Ik weet niet welke grapjas kantoortuin ooit als samenstelling bedacht, maar het had uit de koker van dezelfde reclamejongen kunnen komen die de bounty verkocht als fris-witte kokos in Hollandse melkchocolade. Misschien keek hij uit op kantoorwerkers met laptop in een krioelend Vondelpark die tijdens de lunch nog wat achterstallige mail wegwerkten. Je moet het ze nageven, het is een briljant vondst in al zijn sarcasme, zoals de bajes ook wel een correctional facility heet in de VS. Een muf kippenhok verkopen met de associaties van rust, frisse lucht en stilte: dat noem ik lef. De enige vergelijking met een echte tuin die niet mank gaat is dat er in een straal van vijf meter niet overal muren om je heen staan. Wil je een eerlijke metafoor, noem het dan een alcoholvrij kantoorcafé. Dat ademt tenminste gezelligheid.
Peopleware van Tom DeMarco en Tim Lister is een standaardwerk over het managen van kenniswerkers en softwarespecialisten in het bijzonder. Ze laten geen spaander heel van het Amerikaanse open-plan office, met de scheidingswandjes naargelang je lengte op nek- of borsthoogte, die het uitzicht naar buiten tegenhouden en alle omgevingsgeluid onbeperkt doorlaten. Zo erg is het gelukkig in de meeste Nederlandse kantoren niet. Onze gebouwen hebben relatief meer buitenmuren, waardoor de meeste bureaus wél op een raam uitkijken, in tegenstelling tot de Amerikaanse kantoren, die vaker in een vierkant worden aangelegd.
Misschien geeft dat een lagere energierekening. Wie weet. De voordelen van de kantoortuin zijn meestal flinterdun gemotiveerd. Kostenbesparing op je inventaris? Je hebt evenveel bureaus en stoelen nodig. Goed, dat je meer vierkante meters per persoon nodig hebt als mensen in groepen van twee tot zes in afsluitbare ruimtes werken ligt voor de hand. Evengoed is het aannemelijk dat minder afleiding leidt tot beter concentratie en hogere productiviteit, die de extra huur ruimschoots goed maakt. Maar ja, die huurkosten in euro’s zijn glashelder in de boekhouding, terwijl die verhoogde productiviteit veel lastiger te meten is. Ik zou denken dat wijdverbreid en jarenlang geklaag over de afleiding al het bewijs is dat je nodig hebt, maar dat vinden de beslissers kennelijk te anekdotisch en niet wetenschappelijk genoeg.
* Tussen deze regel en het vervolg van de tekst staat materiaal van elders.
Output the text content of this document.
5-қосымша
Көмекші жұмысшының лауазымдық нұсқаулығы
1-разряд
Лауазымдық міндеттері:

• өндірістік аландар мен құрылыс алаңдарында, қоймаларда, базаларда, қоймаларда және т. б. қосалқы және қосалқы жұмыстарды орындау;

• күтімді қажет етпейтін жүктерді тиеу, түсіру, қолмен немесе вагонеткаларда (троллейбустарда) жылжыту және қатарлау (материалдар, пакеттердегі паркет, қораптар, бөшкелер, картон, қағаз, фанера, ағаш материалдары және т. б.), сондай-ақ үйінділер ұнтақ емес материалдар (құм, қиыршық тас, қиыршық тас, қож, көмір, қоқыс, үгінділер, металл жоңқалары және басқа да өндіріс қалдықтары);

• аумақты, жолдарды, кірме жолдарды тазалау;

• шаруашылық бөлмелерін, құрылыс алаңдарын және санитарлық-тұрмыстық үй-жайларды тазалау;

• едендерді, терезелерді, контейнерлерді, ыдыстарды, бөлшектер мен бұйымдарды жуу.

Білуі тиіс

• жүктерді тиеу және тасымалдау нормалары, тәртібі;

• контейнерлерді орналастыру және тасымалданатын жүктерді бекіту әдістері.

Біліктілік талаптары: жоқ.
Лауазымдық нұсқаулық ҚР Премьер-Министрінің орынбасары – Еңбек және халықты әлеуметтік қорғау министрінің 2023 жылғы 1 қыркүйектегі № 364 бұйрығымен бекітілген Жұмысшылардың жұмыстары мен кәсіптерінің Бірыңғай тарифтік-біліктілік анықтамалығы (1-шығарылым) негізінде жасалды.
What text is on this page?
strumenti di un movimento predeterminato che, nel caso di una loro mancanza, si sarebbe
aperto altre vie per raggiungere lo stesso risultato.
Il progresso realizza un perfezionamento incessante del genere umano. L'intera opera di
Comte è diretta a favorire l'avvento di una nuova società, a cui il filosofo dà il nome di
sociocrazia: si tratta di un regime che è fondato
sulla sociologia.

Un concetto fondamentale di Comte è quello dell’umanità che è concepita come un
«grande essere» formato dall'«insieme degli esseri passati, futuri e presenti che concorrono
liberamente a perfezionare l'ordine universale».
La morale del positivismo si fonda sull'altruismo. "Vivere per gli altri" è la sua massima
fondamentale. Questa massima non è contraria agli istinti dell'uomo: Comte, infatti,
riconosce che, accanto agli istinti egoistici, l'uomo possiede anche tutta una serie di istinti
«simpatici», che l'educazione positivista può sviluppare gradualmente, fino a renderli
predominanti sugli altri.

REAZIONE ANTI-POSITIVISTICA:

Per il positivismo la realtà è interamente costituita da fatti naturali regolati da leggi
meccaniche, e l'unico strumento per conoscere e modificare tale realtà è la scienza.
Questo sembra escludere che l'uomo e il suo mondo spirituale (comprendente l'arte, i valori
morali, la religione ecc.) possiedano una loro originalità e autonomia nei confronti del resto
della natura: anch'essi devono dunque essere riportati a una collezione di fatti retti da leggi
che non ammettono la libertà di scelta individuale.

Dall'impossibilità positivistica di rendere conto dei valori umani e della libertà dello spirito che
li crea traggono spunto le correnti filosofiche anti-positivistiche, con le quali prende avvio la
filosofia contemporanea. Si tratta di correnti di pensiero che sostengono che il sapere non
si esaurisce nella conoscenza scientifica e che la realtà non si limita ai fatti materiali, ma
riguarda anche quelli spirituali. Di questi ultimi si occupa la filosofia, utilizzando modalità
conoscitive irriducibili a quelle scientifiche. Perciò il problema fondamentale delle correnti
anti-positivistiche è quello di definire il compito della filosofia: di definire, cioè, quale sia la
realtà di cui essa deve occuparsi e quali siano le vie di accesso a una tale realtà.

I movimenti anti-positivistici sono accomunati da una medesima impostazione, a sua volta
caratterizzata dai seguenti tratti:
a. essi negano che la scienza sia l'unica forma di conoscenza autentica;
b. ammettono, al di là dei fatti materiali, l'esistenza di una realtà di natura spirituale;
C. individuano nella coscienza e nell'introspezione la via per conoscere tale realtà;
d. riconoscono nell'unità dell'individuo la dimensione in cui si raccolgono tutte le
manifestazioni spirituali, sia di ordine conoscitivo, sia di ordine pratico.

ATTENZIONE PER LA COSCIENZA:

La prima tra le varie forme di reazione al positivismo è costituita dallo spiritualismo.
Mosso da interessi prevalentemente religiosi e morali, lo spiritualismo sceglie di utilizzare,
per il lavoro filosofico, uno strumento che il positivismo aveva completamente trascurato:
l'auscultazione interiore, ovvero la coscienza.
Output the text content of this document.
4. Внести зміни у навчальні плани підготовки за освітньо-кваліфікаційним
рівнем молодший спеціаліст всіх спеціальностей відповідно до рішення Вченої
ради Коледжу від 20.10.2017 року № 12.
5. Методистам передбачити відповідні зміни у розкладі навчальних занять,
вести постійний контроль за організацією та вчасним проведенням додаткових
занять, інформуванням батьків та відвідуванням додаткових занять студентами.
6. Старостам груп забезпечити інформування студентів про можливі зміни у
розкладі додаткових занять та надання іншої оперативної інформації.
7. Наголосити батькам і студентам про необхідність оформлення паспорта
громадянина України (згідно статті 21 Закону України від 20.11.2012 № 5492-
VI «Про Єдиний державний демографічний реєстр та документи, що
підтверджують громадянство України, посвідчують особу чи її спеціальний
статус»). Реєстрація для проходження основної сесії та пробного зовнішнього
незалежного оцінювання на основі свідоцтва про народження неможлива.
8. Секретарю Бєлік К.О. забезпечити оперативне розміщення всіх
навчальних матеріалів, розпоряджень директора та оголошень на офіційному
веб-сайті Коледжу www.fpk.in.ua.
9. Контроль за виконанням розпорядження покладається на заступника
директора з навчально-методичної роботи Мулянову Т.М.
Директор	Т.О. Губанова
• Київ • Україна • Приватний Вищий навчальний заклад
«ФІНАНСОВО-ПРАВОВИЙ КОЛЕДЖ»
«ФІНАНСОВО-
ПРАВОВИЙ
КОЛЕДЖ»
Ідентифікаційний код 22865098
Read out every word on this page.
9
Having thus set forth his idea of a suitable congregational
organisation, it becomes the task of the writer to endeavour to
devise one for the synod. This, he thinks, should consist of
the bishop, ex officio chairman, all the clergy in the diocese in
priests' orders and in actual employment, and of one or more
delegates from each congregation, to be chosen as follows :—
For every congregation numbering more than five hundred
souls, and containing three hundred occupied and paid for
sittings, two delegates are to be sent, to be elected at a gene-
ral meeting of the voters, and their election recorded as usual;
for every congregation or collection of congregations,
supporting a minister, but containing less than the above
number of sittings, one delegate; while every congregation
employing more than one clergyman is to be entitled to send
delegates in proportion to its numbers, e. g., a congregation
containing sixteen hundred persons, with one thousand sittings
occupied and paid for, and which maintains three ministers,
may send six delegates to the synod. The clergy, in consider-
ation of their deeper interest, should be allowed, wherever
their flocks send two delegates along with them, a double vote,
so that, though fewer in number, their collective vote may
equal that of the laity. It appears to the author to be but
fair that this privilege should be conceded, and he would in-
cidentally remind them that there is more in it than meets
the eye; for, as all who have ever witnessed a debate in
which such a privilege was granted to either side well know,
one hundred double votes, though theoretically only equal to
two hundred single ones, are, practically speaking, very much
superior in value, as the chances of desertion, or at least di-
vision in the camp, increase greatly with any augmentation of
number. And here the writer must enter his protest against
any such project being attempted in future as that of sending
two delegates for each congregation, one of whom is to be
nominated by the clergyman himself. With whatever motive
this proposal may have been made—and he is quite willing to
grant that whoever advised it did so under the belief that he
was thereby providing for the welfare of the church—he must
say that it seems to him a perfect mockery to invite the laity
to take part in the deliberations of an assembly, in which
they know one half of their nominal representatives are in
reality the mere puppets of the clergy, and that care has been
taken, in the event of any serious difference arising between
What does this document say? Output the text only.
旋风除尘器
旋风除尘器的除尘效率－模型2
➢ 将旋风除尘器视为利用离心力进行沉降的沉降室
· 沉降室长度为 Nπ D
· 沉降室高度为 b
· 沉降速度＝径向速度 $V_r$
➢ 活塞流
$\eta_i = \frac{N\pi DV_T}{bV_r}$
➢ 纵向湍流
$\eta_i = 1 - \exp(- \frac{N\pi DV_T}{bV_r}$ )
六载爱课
Laten we wel wezen: aan de basis ligt vaak wantrouwen. In een open massakantoor kunnen managers hun ondergeschikten beter in de gaten houden. Misschien is dat soms nodig voor laaggeschoold administratief werk, maar voor kenniswerkers in de IT is de suggestie alleen al beledigend. Een babbel van een kwartier bij de koffieautomaat met een collega over een technische kwestie is geen pauze, dat is waardevol werk. We zitten niet acht uur per dag code te schrijven.
Exponentiële afleiding
Je kunt je bedrijf goedkoper runnen als je slim gebruik maakt van schaalvoordelen, maar met een kantoortuin heb je vooral schaalnadelen. Hoe meer mensen op de werkvloer, des te meer visuele en auditieve afleiding – zijn er nog andere zintuigen in het spel? Jawel, ooit zat ik op twee meter van een veelgebruikt tosti-ijzer. Hoe meer mensen uit verschillende teams om je heen, des te groter is ook de kans dat de verstoring voor jou niet relevant is. Dit geldt al helemaal voor de flexplek kantoren met stoelendans (bewust minder bureaus dan mensen). Je hebt dan vaak je naaste collega’s niet eens fysiek nabij.
Bij het schrijven van een stukje als dit kan ik er niks bij hebben. Geen muziek, en al helemaal geen gesproken woord. Daarentegen kan ik soms prima coderen met een grappige stand-up op de koptelefoon. De hersenactiviteit bepaalt hoeveel afleiding acceptabel is en als je even niks kunt hebben werkt een noise-cancelling koptelefoon met witte ruis geweldig. Er is niks om naar te luisteren en je kunt ongestoord werken. Vooral in het OV sluit je er elk kakelend seniorenkwartet mee buiten. Dat stralen die doppen ook uit: stoor me niet. Zo ook op de werkvloer. Maar dat is juist niet altijd het signaal dat je wil communiceren. Anderen zien niet wat of ze je kunnen onderbreken voor een vraag of dat je echt niet gestoord wil worden. Uit schroom of beleefdheid doen ze het dus ook niet. Of ze sturen je een direct message van twee meter afstand. Niemand kan beweren dat een kantoortuin het contact tussen collega’s bevordert in een zee vol koptelefoondragers.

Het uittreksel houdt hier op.